More than 50 readers of The Augusta Chronicle identified lights across the area where they think the timing needs to be tweaked. Major thoroughfares such as Walton Way, Washington Road and Gordon Highway need improvements in addition to intersections in downtown Augusta and near Augusta Mall, they said.
Chris Hutchinson knows what to expect if he’s caught by a red light at Reynolds Street and the Fifth Street bridge.
“It’s red for 3, 4, 5 minutes tops,” he said. “Nobody’s coming. There’s no traffic.”
City traffic engineer Steve Cassell said timing lights perfectly isn’t as easy as some drivers think. In fact, it’s not even possible.
“There’s no such thing as perfectly timed,” he said.
Cassell said his department conducts maintenance at least once a year but he more commonly learns about mistimed lights when the public calls to complain.

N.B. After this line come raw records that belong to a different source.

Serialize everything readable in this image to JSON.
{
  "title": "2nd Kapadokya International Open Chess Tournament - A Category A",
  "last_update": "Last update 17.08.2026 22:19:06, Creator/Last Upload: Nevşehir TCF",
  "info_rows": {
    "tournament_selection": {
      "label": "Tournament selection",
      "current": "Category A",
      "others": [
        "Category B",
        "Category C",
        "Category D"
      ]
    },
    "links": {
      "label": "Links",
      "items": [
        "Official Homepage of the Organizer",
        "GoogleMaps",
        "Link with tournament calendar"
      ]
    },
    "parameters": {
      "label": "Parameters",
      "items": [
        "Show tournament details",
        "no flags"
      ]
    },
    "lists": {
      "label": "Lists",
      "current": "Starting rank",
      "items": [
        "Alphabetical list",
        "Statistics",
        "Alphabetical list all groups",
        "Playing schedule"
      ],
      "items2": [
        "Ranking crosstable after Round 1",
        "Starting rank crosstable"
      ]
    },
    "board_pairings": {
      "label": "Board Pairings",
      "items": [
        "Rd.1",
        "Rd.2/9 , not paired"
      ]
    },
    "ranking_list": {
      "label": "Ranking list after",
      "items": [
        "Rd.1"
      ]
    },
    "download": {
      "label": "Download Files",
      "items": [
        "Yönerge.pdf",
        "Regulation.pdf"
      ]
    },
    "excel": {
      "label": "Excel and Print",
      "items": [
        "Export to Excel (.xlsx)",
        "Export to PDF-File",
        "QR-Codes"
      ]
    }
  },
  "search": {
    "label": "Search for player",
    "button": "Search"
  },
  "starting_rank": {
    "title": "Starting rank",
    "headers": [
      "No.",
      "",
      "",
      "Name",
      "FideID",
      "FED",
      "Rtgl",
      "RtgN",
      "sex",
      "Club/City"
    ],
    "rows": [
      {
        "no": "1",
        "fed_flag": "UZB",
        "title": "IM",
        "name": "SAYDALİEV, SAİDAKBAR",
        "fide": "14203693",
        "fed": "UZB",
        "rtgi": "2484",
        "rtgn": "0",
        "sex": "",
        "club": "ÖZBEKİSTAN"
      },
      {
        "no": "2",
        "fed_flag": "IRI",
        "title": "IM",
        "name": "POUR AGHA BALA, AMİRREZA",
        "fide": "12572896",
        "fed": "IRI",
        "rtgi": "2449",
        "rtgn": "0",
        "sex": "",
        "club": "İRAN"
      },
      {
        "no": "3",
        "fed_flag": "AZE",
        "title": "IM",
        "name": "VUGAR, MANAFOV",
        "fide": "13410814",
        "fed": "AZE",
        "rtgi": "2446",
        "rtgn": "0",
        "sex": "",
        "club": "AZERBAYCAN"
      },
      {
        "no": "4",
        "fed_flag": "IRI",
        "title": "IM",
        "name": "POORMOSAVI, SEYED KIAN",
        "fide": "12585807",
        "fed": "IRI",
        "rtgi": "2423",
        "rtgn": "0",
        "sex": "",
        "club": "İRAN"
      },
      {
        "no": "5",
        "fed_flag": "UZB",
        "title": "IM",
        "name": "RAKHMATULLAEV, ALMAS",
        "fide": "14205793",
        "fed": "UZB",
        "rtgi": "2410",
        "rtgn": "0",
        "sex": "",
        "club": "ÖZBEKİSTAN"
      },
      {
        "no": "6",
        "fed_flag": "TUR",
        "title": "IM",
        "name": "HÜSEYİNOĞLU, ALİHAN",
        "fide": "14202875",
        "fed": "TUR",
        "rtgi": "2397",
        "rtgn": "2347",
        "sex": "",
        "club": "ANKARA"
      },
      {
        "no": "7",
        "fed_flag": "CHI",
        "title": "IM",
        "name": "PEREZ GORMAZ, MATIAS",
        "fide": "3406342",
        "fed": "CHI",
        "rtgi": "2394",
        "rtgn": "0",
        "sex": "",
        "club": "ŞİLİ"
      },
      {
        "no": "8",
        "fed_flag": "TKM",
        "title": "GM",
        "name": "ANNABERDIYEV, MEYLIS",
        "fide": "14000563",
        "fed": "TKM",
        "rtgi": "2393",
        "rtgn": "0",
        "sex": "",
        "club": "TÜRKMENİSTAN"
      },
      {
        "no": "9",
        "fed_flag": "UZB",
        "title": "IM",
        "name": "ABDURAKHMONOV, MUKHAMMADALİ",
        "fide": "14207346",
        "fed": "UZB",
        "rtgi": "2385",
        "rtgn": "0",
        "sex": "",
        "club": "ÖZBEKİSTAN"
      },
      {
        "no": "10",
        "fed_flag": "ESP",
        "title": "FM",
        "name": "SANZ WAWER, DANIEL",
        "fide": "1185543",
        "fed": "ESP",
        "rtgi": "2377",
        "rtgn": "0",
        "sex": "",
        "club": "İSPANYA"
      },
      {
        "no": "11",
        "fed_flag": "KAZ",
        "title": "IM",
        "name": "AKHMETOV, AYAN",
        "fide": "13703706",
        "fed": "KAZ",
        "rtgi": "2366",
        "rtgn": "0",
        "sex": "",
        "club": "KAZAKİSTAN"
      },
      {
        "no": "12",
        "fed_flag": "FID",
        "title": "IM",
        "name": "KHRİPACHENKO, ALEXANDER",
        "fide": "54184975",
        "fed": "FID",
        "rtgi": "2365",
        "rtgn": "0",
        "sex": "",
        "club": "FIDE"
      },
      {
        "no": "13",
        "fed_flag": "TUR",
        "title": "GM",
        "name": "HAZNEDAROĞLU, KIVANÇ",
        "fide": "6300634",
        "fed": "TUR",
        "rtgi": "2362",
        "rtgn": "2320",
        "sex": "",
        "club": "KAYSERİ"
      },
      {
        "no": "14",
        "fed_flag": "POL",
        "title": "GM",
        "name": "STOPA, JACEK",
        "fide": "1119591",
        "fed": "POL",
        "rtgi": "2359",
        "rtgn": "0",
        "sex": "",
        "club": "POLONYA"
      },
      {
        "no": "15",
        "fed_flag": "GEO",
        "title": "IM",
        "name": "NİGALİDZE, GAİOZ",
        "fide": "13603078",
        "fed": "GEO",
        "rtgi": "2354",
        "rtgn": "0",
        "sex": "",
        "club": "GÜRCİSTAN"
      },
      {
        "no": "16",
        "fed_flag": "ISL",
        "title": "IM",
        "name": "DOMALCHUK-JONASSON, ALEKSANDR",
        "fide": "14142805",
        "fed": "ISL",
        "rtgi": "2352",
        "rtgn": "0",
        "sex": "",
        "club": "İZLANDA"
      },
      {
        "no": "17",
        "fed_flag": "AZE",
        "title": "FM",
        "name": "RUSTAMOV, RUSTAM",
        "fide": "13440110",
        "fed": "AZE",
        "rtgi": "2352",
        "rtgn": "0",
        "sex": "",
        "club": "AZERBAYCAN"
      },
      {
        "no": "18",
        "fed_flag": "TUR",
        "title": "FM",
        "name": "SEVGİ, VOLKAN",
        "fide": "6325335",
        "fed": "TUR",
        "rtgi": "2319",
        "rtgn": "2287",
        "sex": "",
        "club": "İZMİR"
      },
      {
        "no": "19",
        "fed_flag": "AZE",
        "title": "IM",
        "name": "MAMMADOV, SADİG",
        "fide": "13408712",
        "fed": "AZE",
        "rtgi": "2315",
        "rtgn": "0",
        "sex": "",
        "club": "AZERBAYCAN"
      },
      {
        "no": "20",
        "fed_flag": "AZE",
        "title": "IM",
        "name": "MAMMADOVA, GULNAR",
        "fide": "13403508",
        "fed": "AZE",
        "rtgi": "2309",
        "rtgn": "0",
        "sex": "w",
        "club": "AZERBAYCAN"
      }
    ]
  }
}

Despite public grievances about long red lights at intersections of cross streets with larger thoroughfares, Cassell said many need to be that way for traffic flow. The main corridor needs more time with a green light.
“Sometimes, you’re just a lesser priority,” he said.
For Rebecca Holley-Forty, the Sunday morning drive to church is like a repeat of the previous week. She and her husband, Randy Forty, catch several red lights in a row on Telfair Street.
“It never ceases to amaze me how we catch that first red light,” she said. “Then, we just sit there and there’s not a car in sight.”
Holley-Forty questions why the signals can’t turn to flashing red lights early on Sunday mornings and other low-traffic periods. Kleinsasser, who is frustrated by red lights on empty streets late at night, said some lights should be flashing after midnight on weekdays and after 2 a.m. on weekends.
The city has tried flashing lights in some spots before and it creates more car crashes and interrupts the cycle of pedestrian crossings, Cassell said.
On downtown roads, Cassell said he’s considering shortening the cycle lengths so lights turn more rapidly.